I wrote a nice script that parses into a pandas dataframe some monolitic output for easy plotting and manipulation.
I can read different sections of the lines and turn them into a bigger dataframe almost always
I can combine the following two:
E*/MeV 224Pu 225Pu 226Pu 227Pu 228Pu 229Pu 230Pu
48.0 0.192E-11 0.106E-05 0.498E-05 0.354E-06 0.000E+00 0.000E+00 0.000E+00
...
...
and
E*/MeV 224Pu 225Pu 226Pu 227Pu 228Pu 229Pu 230Pu
48.0 0.192E-11 0.106E-05 0.498E-05 0.354E-06 0.000E+00 0.000E+00 0.000E+00
...
...
by making them a dataframe with some crafty one liner
pd.read_csv(filename, encoding='latin1', sep='\s+', skip_blank_lines=True, skiprows=lambda x: x not in rows_to_keep) once they are dataframes I can concatenate them.

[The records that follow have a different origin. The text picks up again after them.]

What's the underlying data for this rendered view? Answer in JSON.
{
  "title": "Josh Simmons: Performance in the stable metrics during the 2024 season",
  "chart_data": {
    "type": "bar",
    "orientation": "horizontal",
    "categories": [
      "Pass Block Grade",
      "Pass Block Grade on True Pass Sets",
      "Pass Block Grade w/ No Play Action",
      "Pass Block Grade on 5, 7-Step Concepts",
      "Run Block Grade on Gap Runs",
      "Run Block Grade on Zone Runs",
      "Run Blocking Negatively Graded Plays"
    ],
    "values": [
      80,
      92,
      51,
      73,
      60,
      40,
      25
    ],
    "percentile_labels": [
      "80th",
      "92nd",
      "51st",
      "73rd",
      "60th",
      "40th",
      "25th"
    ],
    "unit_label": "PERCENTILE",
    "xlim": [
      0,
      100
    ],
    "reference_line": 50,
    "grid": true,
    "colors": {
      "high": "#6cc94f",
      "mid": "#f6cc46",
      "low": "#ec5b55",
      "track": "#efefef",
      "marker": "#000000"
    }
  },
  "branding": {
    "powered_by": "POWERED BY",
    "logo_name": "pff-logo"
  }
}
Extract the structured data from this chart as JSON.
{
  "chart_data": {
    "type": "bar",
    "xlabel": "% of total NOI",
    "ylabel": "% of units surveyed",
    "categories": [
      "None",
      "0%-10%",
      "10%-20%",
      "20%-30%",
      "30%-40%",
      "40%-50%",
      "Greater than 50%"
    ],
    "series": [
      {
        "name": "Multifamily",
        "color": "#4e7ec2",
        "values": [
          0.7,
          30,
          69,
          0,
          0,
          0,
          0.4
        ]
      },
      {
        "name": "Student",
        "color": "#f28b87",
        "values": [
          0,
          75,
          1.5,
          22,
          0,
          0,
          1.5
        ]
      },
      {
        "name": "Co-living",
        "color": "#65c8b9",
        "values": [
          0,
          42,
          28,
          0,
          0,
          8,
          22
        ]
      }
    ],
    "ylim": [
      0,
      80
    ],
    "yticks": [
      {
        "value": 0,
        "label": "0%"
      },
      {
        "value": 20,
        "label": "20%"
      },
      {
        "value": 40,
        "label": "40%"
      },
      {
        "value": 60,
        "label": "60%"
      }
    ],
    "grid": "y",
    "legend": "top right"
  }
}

HOWEVER, my problem arises when the headers suddenly also have one nasty space like bellow (notice the differce between 224Pu and 222 U). This last sections completely screws up my read_cvs.
E*/MeV 222 U 223 U 224 U 225 U 226 U 227 U 228 U
48.0 0.722E-06 0.102E-03 0.306E-04 0.188E-06 0.671E-06 0.976E-06 0.977E-08
...
...
Is there any way where I can apply different "sep" settings for header and data?
Thank you in advance.
I tried different versions of sep, including sep=\s{2,} and it reads correctly the headers but now obviously it misses the data.
I do not see how adding more separators would help me as they are both spaces, or maybe I don't know enough about regexp.